Le suspense persiste. Alors qu’il peaufine son gouvernement ce dimanche, le Premier ministre Sébastien Lecornu est confronté à des dissensions internes, entre l’agacement de son propre camp présidentiel et les déchirements des Républicains, divisés quant à leur participation au futur exécutif, rapporte TopTribune.
Le temps presse pour le chef du gouvernement s’il veut dévoiler la composition de son équipe avant la fin du week-end. Menacé de censure par la gauche et le Rassemblement national, qui doit intervenir mardi à l’Assemblée pour sa déclaration de politique générale, Sébastien Lecornu ne sait toujours pas si les Républicains participeront à son équipe.
Les Républicains très divisés
Réunis par visioconférence depuis le début d’après-midi, les parlementaires de droite sont en désaccord. D’un côté, le leader du parti Bruno Retailleau plaide pour une participation au gouvernement, craignant que la droite ne soit perçue comme « responsable du chaos » en cas de retrait, selon plusieurs participants. D’autre part, le chef des députés Laurent Wauquiez ne soutient pas cette idée : « Les conditions ne sont pas réunies », a-t-il déclaré, tout en précisant qu’il respectera la « décision collective ».
Les Républicains, notamment Bruno Retailleau, ont intensifié la pression ces derniers jours, regrettant que certaines de leurs revendications sur l’immigration, la sécurité et la réduction de la dépense publique n’aient pas été adéquatement considérées. Le ministre de l’Intérieur sortant a cependant été quelque peu rassuré par la « feuille de route gouvernementale » transmise par Sébastien Lecornu aux dirigeants des partis susceptibles de le soutenir (Renaissance, Modem, Horizons, Les Républicains, UDI).
« On ne sait pas où on va »
« Tout en restant fidèle à nos valeurs et en reconnaissant nos différences, nous avons élaboré une feuille de route qui nous unit », a expliqué le Premier ministre, soulignant le soutien d’un socle commun comme un « préalable indispensable ». Sébastien Lecornu appelle à concentrer l’effort budgétaire sur la réduction de la dépense publique et à répondre « à la demande de justice fiscale exprimée par nos concitoyens ». Il promet un projet de loi visant à lutter contre la fraude fiscale et sociale, prévu pour générer 2,3 milliards d’euros de recettes supplémentaires.
En s’adressant notamment aux Républicains, il affirme que « la sécurité du quotidien et la lutte contre les incivilités demeureront des priorités majeures », tout comme les efforts pour « contrer l’immigration irrégulière grâce à des solutions techniques et efficaces ». Suffisamment convaincant ? « On apprend que la nuit, il fait noir. On ne sait pas où on va », murmure un membre du camp présidentiel. « On ne peut pas dire qu’il éclaire notre chemin », ajoute un autre, agacé.
Modem et Horizons ont acté leur participation
Après un durcissement de ton samedi, le Modem semble avoir réaffirmé sa volonté de participer. Lors d’une réunion ce dimanche, le parti centriste a officialisé sa « participation » au gouvernement, proposant un « soutien clair et unanime » à Sébastien Lecornu, d’après une source interne. Plus tôt, le chef des députés Modem, Marc Fesneau, a exprimé son souhait d’en savoir davantage sur les intentions du Premier ministre sur France Inter.

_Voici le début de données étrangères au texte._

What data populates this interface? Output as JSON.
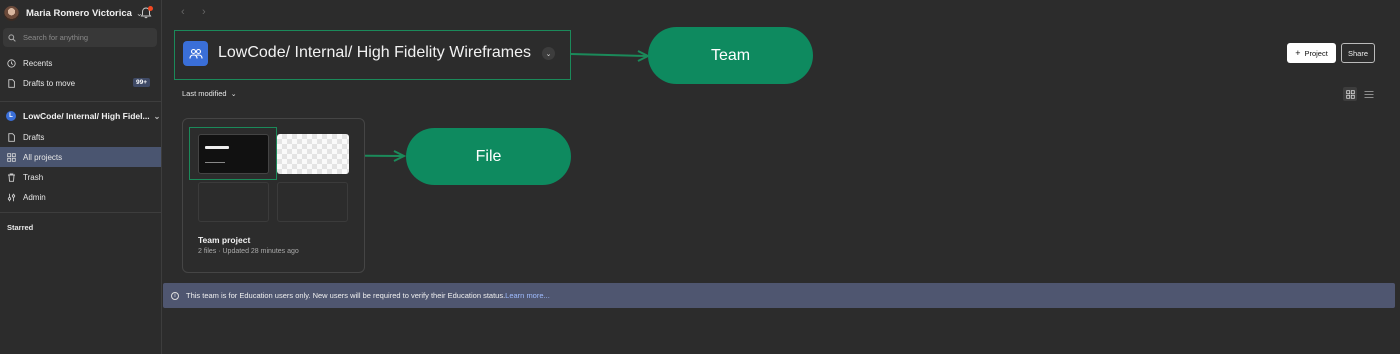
{
  "sidebar": {
    "user_name": "Maria Romero Victorica",
    "search_placeholder": "Search for anything",
    "nav_top": [
      {
        "label": "Recents",
        "icon": "clock-icon"
      },
      {
        "label": "Drafts to move",
        "icon": "file-icon",
        "badge": "99+"
      }
    ],
    "team_name": "LowCode/ Internal/ High Fidel...",
    "team_initial": "L",
    "nav_team": [
      {
        "label": "Drafts",
        "icon": "file-icon"
      },
      {
        "label": "All projects",
        "icon": "grid-icon",
        "active": true
      },
      {
        "label": "Trash",
        "icon": "trash-icon"
      },
      {
        "label": "Admin",
        "icon": "sliders-icon"
      }
    ],
    "starred_label": "Starred"
  },
  "header": {
    "team_title": "LowCode/ Internal/ High Fidelity Wireframes",
    "project_button": "Project",
    "share_button": "Share"
  },
  "annotations": {
    "team_label": "Team",
    "file_label": "File",
    "accent_color": "#0e8a5f"
  },
  "toolbar": {
    "sort_label": "Last modified"
  },
  "project_card": {
    "title": "Team project",
    "meta": "2 files · Updated 28 minutes ago"
  },
  "banner": {
    "text": "This team is for Education users only. New users will be required to verify their Education status.",
    "link": "Learn more..."
  }
}
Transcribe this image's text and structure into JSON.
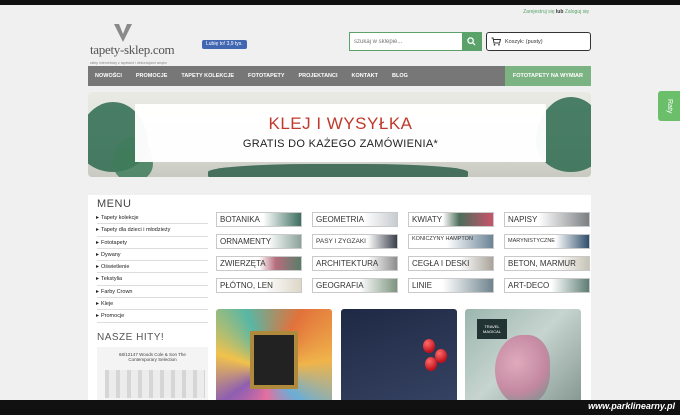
{
  "top_links": {
    "register": "Zarejestruj się",
    "or": "lub",
    "login": "Zaloguj się"
  },
  "logo": {
    "name": "tapety-sklep.com",
    "tagline": "sklep internetowy z tapetami i dekoracjami wnętrz"
  },
  "facebook": {
    "label": "Lubię to! 3,9 tys."
  },
  "search": {
    "placeholder": "szukaj w sklepie..."
  },
  "cart": {
    "label": "Koszyk: (pusty)"
  },
  "nav": {
    "items": [
      "NOWOŚCI",
      "PROMOCJE",
      "TAPETY KOLEKCJE",
      "FOTOTAPETY",
      "PROJEKTANCI",
      "KONTAKT",
      "BLOG"
    ],
    "cta": "FOTOTAPETY NA WYMIAR"
  },
  "banner": {
    "title": "KLEJ I WYSYŁKA",
    "subtitle": "GRATIS DO KAŻEGO ZAMÓWIENIA*"
  },
  "menu": {
    "title": "MENU",
    "items": [
      "Tapety kolekcje",
      "Tapety dla dzieci i młodzieży",
      "Fototapety",
      "Dywany",
      "Oświetlenie",
      "Tekstylia",
      "Farby Crown",
      "Kleje",
      "Promocje"
    ]
  },
  "hits": {
    "title": "NASZE HITY!",
    "product": "68/12147 Woods Cole & Son The Contemporary Selection"
  },
  "categories": [
    "BOTANIKA",
    "GEOMETRIA",
    "KWIATY",
    "NAPISY",
    "ORNAMENTY",
    "PASY I ZYGZAKI",
    "KONICZYNY HAMPTON",
    "MARYNISTYCZNE",
    "ZWIERZĘTA",
    "ARCHITEKTURA",
    "CEGŁA I DESKI",
    "BETON, MARMUR",
    "PŁÓTNO, LEN",
    "GEOGRAFIA",
    "LINIE",
    "ART-DECO"
  ],
  "products": {
    "p3_tag": "TRAVEL MAGICAL"
  },
  "side_tab": {
    "label": "Raty"
  },
  "watermark": "www.parklinearny.pl"
}
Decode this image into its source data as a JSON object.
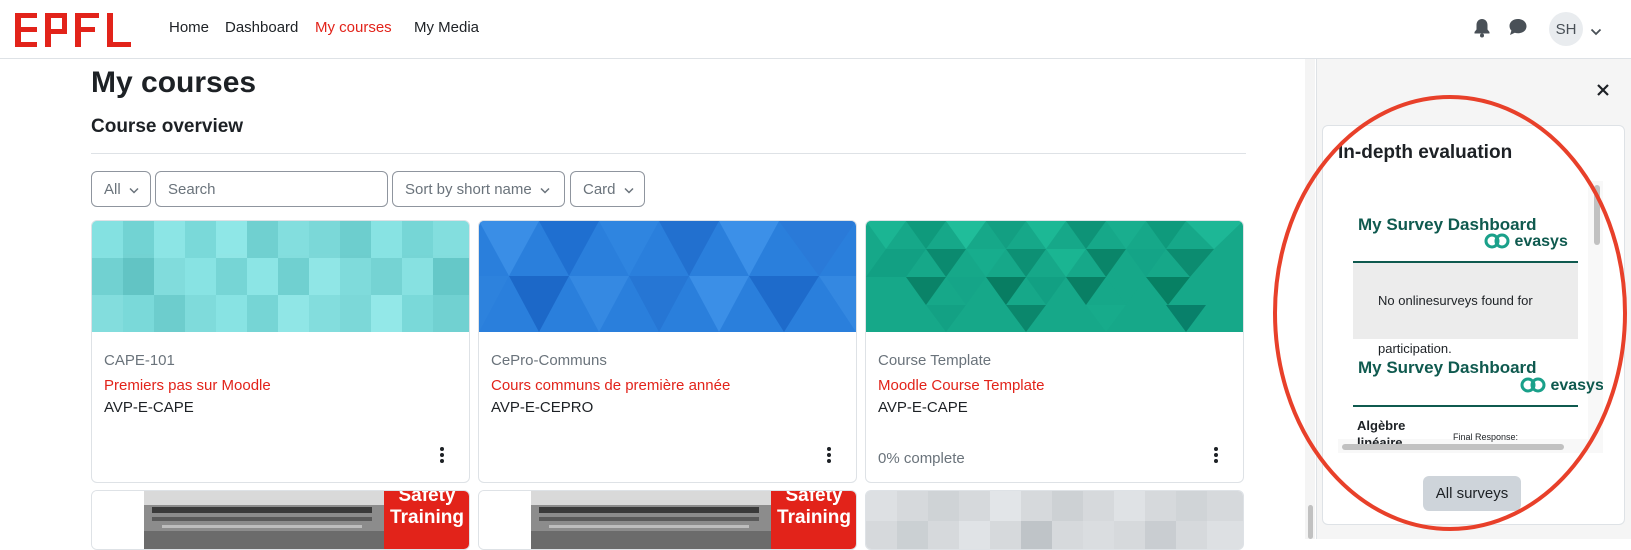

Le parti Horizons, dirigé par Edouard Philippe, a également validé sa participation, conditionnée toutefois par la nature des ministères qui lui seraient proposés, selon une source interne. Les centristes de l’UDI, en revanche, se déclarent « préoccupés » par « l’absence de coordination au sein de la coalition » et doivent également consulter leurs instances pour déterminer leur position.
Dans un contexte de tensions, la pression du PS ne fléchit pas. Malgré l’annonce d’un renoncement à recourir à l’article 49.3, « nous nous dirigeons vers la censure » si « la situation ne change pas », a déclaré samedi le premier secrétaire Olivier Faure. Parallèlement, la France insoumise a déjà prévu de déposer une motion de censure cette semaine, tout comme les Écologistes dirigés par Marine Tondelier, qui a affirmé ne voir « d’autre option que la censure » et envisage de proposer un texte « unitaire » pour tenter de renverser le Premier ministre.